SpotX runs thousands of auction servers that generate terabytes of reporting data on a daily basis. The quality and integrity of our data is critically important for our customers as it plays a key role in making business decisions. Reporting revenue data with an accuracy to the nearest penny is crucial for publishers while advertisers need quality data to improve their planning capabilities and campaign efficiency via our forecasting application.
When dealing with huge volumes of time-critical data this issue of quality becomes ever more important. But how do you gain the confidence to trust your data at this massive scale? As a data team within SpotX, that’s exactly what we were tasked to do.
Overview of data at SpotX
At SpotX, our modern data pipeline, shown simplified below, consists of technologies such as Apache Kafka, Spark, and Druid backed by our Hadoop cluster. These scalable technologies help us to process many events in both a batch and real-time manner to generate reports and power dashboards for downstream consumers. For example, in a typical day we process billions of markets.
One situation we wish to avoid is the manual discovery of data issues several hours after processing. One such issue could be writing multiple copies of the same data. Hence, this blog post talks about how we introduced a tool, Deequ, at SpotX to test the quality of our data at a stage in our pipeline.
What is Deequ and how does it help?
Deequ is an open source library developed at AWS that is built on top of Apache Spark for defining “unit tests for data.” You define constraints on your data (such as values in a column can’t be null) and Deequ will compute the metrics needed to verify this constraint. Example metrics are given below:
- Completeness – the fraction of non-null values in a column
- ApproxCountDistinct – the approximate count of unique values in a column using a hyperloglog algorithm
Deequ then outputs the degree to which your constraints held on the data.

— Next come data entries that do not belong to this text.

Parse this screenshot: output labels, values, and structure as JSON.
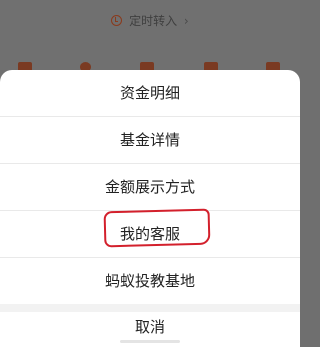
{
  "background": {
    "top_link_label": "定时转入",
    "top_link_chevron": "›"
  },
  "action_sheet": {
    "items": [
      {
        "label": "资金明细"
      },
      {
        "label": "基金详情"
      },
      {
        "label": "金额展示方式"
      },
      {
        "label": "我的客服"
      },
      {
        "label": "蚂蚁投教基地"
      }
    ],
    "cancel_label": "取消"
  },
  "colors": {
    "overlay": "#707070",
    "sheet": "#ffffff",
    "annotation": "#d3202c",
    "text": "#222222"
  }
}
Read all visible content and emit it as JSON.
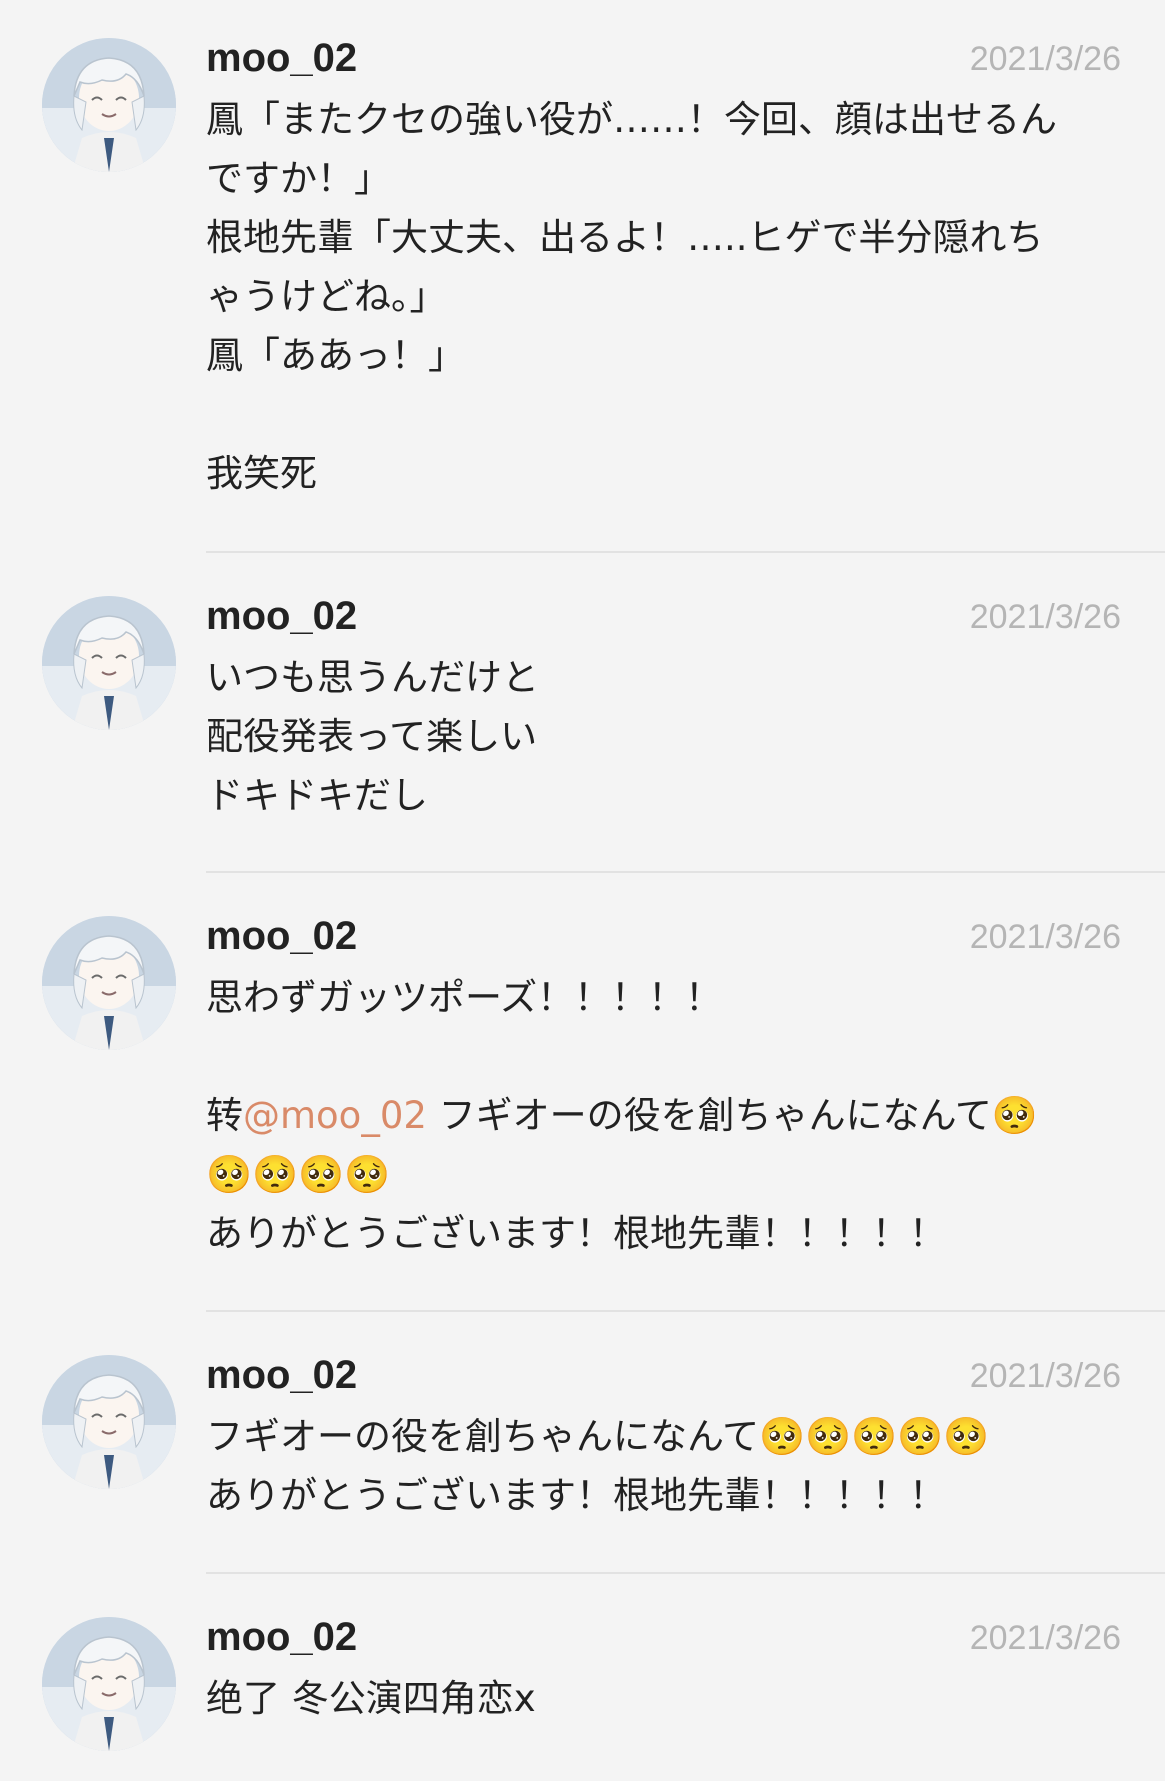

The declarative nature of Deequ lets you focus on describing how your data should look as opposed to writing the underlying checks. It is also possible for constraints to be suggested by letting Deequ profile your data. Deequ scales up to datasets with millions of rows easily since it is written on top of Apache Spark and is designed to perform as few passes as necessary over the data. An overview is shown below. The variety of checks, ease when developing and scalable nature are the reasons why we opted to use Deequ at SpotX.

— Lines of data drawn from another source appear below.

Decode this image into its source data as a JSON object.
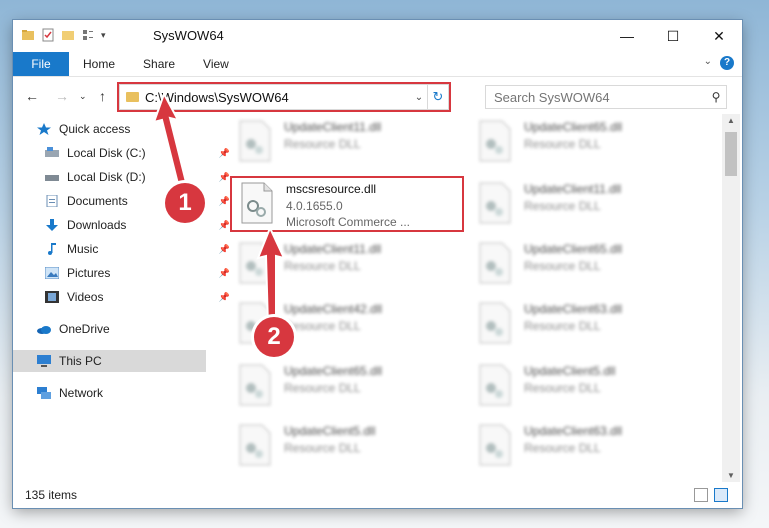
{
  "window": {
    "title": "SysWOW64"
  },
  "ribbon": {
    "file": "File",
    "tabs": [
      "Home",
      "Share",
      "View"
    ]
  },
  "address": {
    "path": "C:\\Windows\\SysWOW64"
  },
  "search": {
    "placeholder": "Search SysWOW64"
  },
  "sidebar": {
    "items": [
      {
        "label": "Quick access"
      },
      {
        "label": "Local Disk (C:)"
      },
      {
        "label": "Local Disk (D:)"
      },
      {
        "label": "Documents"
      },
      {
        "label": "Downloads"
      },
      {
        "label": "Music"
      },
      {
        "label": "Pictures"
      },
      {
        "label": "Videos"
      },
      {
        "label": "OneDrive"
      },
      {
        "label": "This PC"
      },
      {
        "label": "Network"
      }
    ]
  },
  "files": [
    {
      "name": "UpdateClient11.dll",
      "type": "Resource DLL"
    },
    {
      "name": "UpdateClient65.dll",
      "type": "Resource DLL"
    },
    {
      "name": "mscsresource.dll",
      "version": "4.0.1655.0",
      "desc": "Microsoft Commerce ..."
    },
    {
      "name": "UpdateClient11.dll",
      "type": "Resource DLL"
    },
    {
      "name": "UpdateClient11.dll",
      "type": "Resource DLL"
    },
    {
      "name": "UpdateClient65.dll",
      "type": "Resource DLL"
    },
    {
      "name": "UpdateClient42.dll",
      "type": "Resource DLL"
    },
    {
      "name": "UpdateClient63.dll",
      "type": "Resource DLL"
    },
    {
      "name": "UpdateClient65.dll",
      "type": "Resource DLL"
    },
    {
      "name": "UpdateClient5.dll",
      "type": "Resource DLL"
    },
    {
      "name": "UpdateClient5.dll",
      "type": "Resource DLL"
    },
    {
      "name": "UpdateClient63.dll",
      "type": "Resource DLL"
    }
  ],
  "status": {
    "count": "135 items"
  },
  "callouts": [
    "1",
    "2"
  ],
  "colors": {
    "accent": "#1979ca",
    "callout": "#d7373f"
  }
}
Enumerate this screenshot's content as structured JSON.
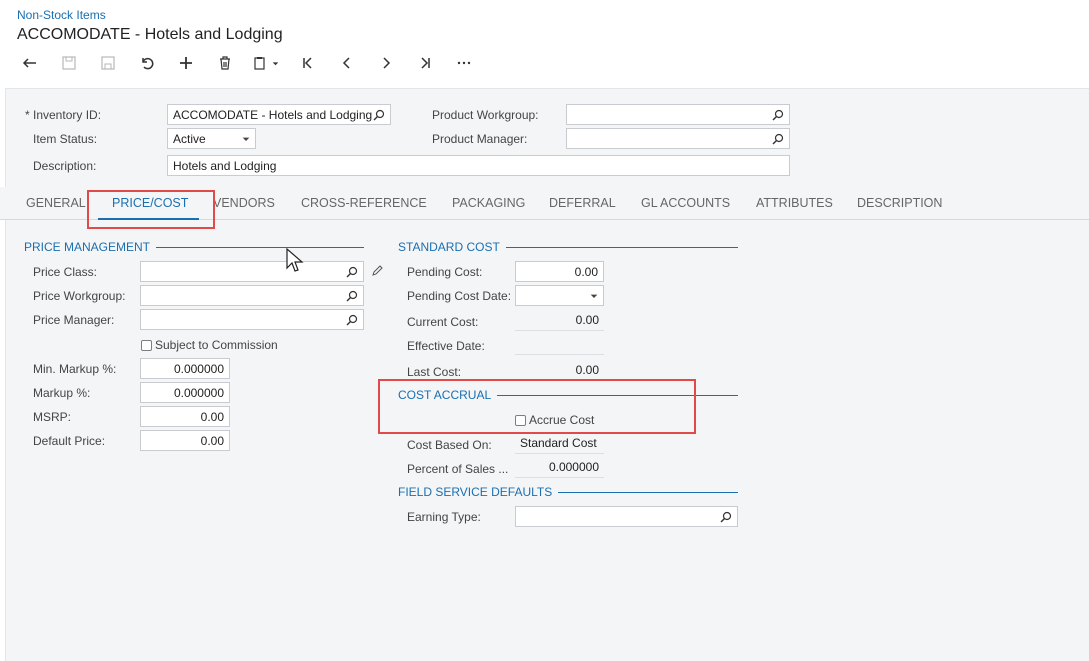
{
  "header": {
    "breadcrumb": "Non-Stock Items",
    "title": "ACCOMODATE - Hotels and Lodging"
  },
  "toolbar": {
    "items": [
      "back-icon",
      "save-icon",
      "save-close-icon",
      "undo-icon",
      "add-icon",
      "delete-icon",
      "copy-paste-icon",
      "first-icon",
      "prev-icon",
      "next-icon",
      "last-icon",
      "more-icon"
    ]
  },
  "form": {
    "inventory_id_label": "Inventory ID:",
    "inventory_id_required": "*",
    "inventory_id_value": "ACCOMODATE - Hotels and Lodging",
    "item_status_label": "Item Status:",
    "item_status_value": "Active",
    "description_label": "Description:",
    "description_value": "Hotels and Lodging",
    "product_workgroup_label": "Product Workgroup:",
    "product_workgroup_value": "",
    "product_manager_label": "Product Manager:",
    "product_manager_value": ""
  },
  "tabs": [
    "GENERAL",
    "PRICE/COST",
    "VENDORS",
    "CROSS-REFERENCE",
    "PACKAGING",
    "DEFERRAL",
    "GL ACCOUNTS",
    "ATTRIBUTES",
    "DESCRIPTION"
  ],
  "active_tab": "PRICE/COST",
  "price_management": {
    "title": "PRICE MANAGEMENT",
    "price_class_label": "Price Class:",
    "price_class_value": "",
    "price_workgroup_label": "Price Workgroup:",
    "price_workgroup_value": "",
    "price_manager_label": "Price Manager:",
    "price_manager_value": "",
    "subject_to_commission_label": "Subject to Commission",
    "subject_to_commission_checked": false,
    "min_markup_label": "Min. Markup %:",
    "min_markup_value": "0.000000",
    "markup_label": "Markup %:",
    "markup_value": "0.000000",
    "msrp_label": "MSRP:",
    "msrp_value": "0.00",
    "default_price_label": "Default Price:",
    "default_price_value": "0.00"
  },
  "standard_cost": {
    "title": "STANDARD COST",
    "pending_cost_label": "Pending Cost:",
    "pending_cost_value": "0.00",
    "pending_cost_date_label": "Pending Cost Date:",
    "pending_cost_date_value": "",
    "current_cost_label": "Current Cost:",
    "current_cost_value": "0.00",
    "effective_date_label": "Effective Date:",
    "effective_date_value": "",
    "last_cost_label": "Last Cost:",
    "last_cost_value": "0.00"
  },
  "cost_accrual": {
    "title": "COST ACCRUAL",
    "accrue_cost_label": "Accrue Cost",
    "accrue_cost_checked": false,
    "cost_based_on_label": "Cost Based On:",
    "cost_based_on_value": "Standard Cost",
    "percent_of_sales_label": "Percent of Sales ...",
    "percent_of_sales_value": "0.000000"
  },
  "field_service": {
    "title": "FIELD SERVICE DEFAULTS",
    "earning_type_label": "Earning Type:",
    "earning_type_value": ""
  },
  "colors": {
    "accent": "#1a6fb0",
    "highlight": "#e24a4a",
    "panel_bg": "#f4f5f7"
  }
}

Where Deequ fits in at SpotX
As part of our data pipeline, we run a Spark application that joins streams of market information (such as bid prices) and events (such as a user clicking on an ad) coming out of our auction process, performs some aggregations, and writes to Hive tables before being ingested into Druid. It is vital that the output of this job is correct so we use Deequ to test the data quality. Here is a sample of the checks we perform on our data.

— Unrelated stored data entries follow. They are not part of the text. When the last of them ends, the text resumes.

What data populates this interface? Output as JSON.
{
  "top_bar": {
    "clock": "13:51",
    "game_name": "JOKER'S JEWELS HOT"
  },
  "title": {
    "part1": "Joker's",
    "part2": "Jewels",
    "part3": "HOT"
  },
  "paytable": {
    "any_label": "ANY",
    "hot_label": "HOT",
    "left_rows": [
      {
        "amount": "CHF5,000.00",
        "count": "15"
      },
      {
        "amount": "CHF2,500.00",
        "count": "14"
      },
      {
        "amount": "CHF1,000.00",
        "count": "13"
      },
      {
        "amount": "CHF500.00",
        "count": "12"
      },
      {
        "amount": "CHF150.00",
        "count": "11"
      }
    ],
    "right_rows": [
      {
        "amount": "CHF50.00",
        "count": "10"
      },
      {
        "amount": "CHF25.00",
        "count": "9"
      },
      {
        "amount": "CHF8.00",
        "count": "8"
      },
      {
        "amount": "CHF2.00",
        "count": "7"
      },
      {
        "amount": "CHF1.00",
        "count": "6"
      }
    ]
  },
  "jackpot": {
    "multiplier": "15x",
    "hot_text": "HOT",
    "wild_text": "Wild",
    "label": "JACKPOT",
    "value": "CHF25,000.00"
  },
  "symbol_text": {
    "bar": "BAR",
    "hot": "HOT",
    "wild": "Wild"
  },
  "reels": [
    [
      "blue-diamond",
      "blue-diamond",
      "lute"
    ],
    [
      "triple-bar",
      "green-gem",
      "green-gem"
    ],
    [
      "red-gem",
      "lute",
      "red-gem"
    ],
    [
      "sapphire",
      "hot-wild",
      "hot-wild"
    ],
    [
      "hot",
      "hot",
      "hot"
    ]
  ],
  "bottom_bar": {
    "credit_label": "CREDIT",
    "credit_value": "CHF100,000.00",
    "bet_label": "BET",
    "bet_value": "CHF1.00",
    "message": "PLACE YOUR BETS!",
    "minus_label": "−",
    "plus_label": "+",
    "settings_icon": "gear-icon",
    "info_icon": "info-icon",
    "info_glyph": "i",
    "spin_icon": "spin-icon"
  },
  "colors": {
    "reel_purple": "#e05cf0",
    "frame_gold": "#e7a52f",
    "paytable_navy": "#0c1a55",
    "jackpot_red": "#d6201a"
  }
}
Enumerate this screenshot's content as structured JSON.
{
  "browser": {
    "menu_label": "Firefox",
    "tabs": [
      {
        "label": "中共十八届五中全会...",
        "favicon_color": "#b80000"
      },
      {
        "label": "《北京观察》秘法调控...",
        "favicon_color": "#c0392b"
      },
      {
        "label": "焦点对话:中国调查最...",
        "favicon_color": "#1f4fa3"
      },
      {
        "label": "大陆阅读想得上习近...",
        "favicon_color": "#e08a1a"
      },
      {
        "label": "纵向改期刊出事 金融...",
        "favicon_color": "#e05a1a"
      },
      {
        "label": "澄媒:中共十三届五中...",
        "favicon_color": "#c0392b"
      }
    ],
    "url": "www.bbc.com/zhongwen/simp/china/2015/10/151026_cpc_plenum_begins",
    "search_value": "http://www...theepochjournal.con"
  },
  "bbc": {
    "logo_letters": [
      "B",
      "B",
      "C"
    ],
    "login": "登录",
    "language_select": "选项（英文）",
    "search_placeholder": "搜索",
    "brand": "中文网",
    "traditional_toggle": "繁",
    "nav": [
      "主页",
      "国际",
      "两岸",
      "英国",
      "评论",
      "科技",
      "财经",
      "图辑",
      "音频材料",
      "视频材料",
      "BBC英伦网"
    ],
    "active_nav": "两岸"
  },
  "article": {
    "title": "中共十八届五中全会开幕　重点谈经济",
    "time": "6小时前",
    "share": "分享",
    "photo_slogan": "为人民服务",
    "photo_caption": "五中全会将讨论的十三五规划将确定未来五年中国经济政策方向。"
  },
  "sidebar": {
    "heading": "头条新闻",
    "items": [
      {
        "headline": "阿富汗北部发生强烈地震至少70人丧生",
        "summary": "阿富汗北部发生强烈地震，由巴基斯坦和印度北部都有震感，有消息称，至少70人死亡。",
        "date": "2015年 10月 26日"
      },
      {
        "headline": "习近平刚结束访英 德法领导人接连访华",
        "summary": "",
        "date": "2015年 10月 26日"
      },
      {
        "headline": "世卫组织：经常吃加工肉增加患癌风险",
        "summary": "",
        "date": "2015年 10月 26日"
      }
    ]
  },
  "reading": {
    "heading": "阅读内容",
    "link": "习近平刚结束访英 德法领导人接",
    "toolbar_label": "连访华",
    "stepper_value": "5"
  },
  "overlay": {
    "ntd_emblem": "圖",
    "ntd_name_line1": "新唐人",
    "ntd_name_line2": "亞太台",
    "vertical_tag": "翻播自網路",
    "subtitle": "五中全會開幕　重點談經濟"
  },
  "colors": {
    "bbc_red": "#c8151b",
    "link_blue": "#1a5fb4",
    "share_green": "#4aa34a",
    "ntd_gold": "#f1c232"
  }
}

We incorporated Deequ into our pipeline to run after this batch job has finished processing its hour of data. Our Deequ application computes metrics for hundreds of constraints we defined over hundreds of millions of rows of data, taking approximately 15 minutes to finish. If any constraints are not met then we will be alerted, allowing us to investigate in near real time and fix the data before consumers are affected.
One data issue that Deequ brought to our attention was a certain column had values outside of its expected allowed values. We raised this issue with upstream development teams which were able to investigate further. This shows the power of automated checks since this issue was discovered in one row out of forty million rows for that hour of data.
In addition to using constraints with lower and upper ranges we plan to make use of Deequ’s anomaly detection feature which allows us to check how a metric is changing over time. For example, we can specify the maximum rate that the number of rows in a table should grow by from one hour to the next. If this rate is exceeded then Deequ will mark that constraint as failed.
To sum up, incorporating automated data quality checks into our pipeline has:
- Improved our confidence in its outputs, especially after an upstream release;
- Given us visibility into data issues before consumers are affected; and
- Brought the quality of data to the forefront while developing.
About the author
Adam Welsh is a Software Engineer at SpotX, working within a big data team based in Belfast, helping to develop and maintain a data pipeline. He is a contributor to the Apache Airflow and Apache Druid projects. Outside of work, Adam enjoys playing board games, baking and learning how to ride his unicycle.